Over the past decade or so, the financial planning profession has continued to shift away from its transactional business model roots – where a client is a “client” simply because you’ve done business with them at some point in the past – to a model driven by long-term planning relationships (where a client is a client because they’re actually in an ongoing client relationship). As such, many advisors are making that same transition themselves, as they expand their expertise and introduce additional services for their long-standing clients to round out an ongoing service model. Along the way, though (and often due to the performance-centric nature of the transactional relationship), advisors may not have formed a full and complete understanding of all of their clients’ circumstances (beyond what was necessary to know to implement the original product recommendation). In turn, those same clients may themselves be accustomed to a certain cadence and routine of annual meetings. The net result is that advisors may sometimes struggle when trying to figure out the best way to introduce those clients to a more holistic planning-centric relationship, and gain a clearer picture of what’s most important to them beyond the original product need (that the advisor may not have really delved deeply into in the past).

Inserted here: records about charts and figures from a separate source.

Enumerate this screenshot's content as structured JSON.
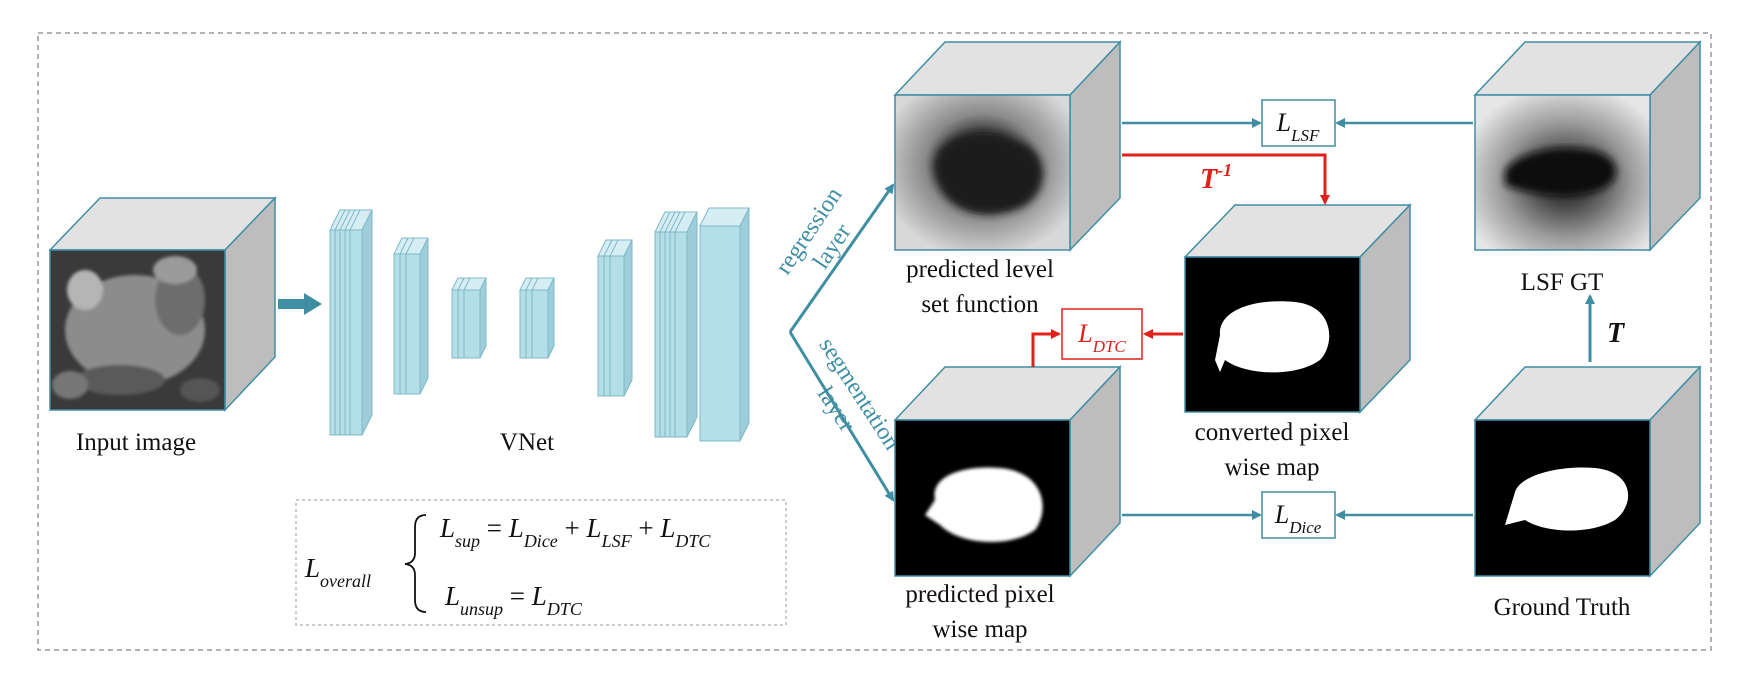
{
  "captions": {
    "input_image": "Input image",
    "vnet": "VNet",
    "pred_lsf_line1": "predicted level",
    "pred_lsf_line2": "set function",
    "pred_pixel_line1": "predicted pixel",
    "pred_pixel_line2": "wise map",
    "converted_line1": "converted pixel",
    "converted_line2": "wise map",
    "lsf_gt": "LSF GT",
    "ground_truth": "Ground Truth"
  },
  "branch_labels": {
    "regression_line1": "regression",
    "regression_line2": "layer",
    "segmentation_line1": "segmentation",
    "segmentation_line2": "layer"
  },
  "losses": {
    "lsf": {
      "main": "L",
      "sub": "LSF"
    },
    "dtc": {
      "main": "L",
      "sub": "DTC"
    },
    "dice": {
      "main": "L",
      "sub": "Dice"
    }
  },
  "transforms": {
    "inverse": {
      "main": "T",
      "sup": "-1"
    },
    "forward": {
      "main": "T"
    }
  },
  "formula": {
    "overall": {
      "main": "L",
      "sub": "overall"
    },
    "sup": {
      "lhs_sub": "sup",
      "eq": " = ",
      "plus": " + ",
      "t1_sub": "Dice",
      "t2_sub": "LSF",
      "t3_sub": "DTC"
    },
    "unsup": {
      "lhs_sub": "unsup",
      "eq": " = ",
      "t1_sub": "DTC"
    }
  },
  "colors": {
    "teal": "#3f8ea4",
    "red": "#e0201b",
    "vnet_block": "#b5dfe8",
    "cube_top": "#e2e2e2",
    "cube_side": "#bdbdbd"
  }
}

In our 46th episode of Kitces & Carl, Michael Kitces and client communication expert Carl Richards explore best practices for transitioning longer-term transactional clients to a more planning-centric relationship, how to introduce the concept during regular meetings (particularly when the advisor may need to gather additional information that they hadn’t asked for along the way), and why a gradual (and possibly interactive) transition may be better than making any big “now we’re doing financial planning!” announcements.
As a starting point, it’s important to understand that there’s no shame in needing to learn more about long-term clients. One approach to introducing the conversation is simply to include some initial discovery questions as part of a ‘normal’ agenda, which in turn would provide the advisor a reason to start spending more time on deeper questions in subsequent meetings, as a means of going beyond the ‘traditional’ client review meeting that’s so often just focused on portfolio performance reviews.
From there, advisors can start filling in information gaps that may have opened up over the year, not by shoving a thick intake questionnaire in front of the client (which could prompt clients to wonder if their advisor shouldn’t already have asked for that information years ago), but by using modern interactive planning software where the pertinent information can be populated live (and collaboratively) in the meetings themselves. The important thing again, though, is that these things don’t have to happen all at once, and instead can happen iteratively over time.
Ultimately, the key takeaway is that advisors don’t need to make any drastic changes in the way they interact with their clients to introduce a more planning-based approach. Rather, by making the process more conversational, interactive, and gradual, advisors can start by asking deeper questions to find out more about their clients’ long-term goals, gather any missing data by using interactive planning tools available in various planning software applications, build more financial planning depth from there in subsequent meetings, and foster a deeper relationship with a more engaging process of real financial planning.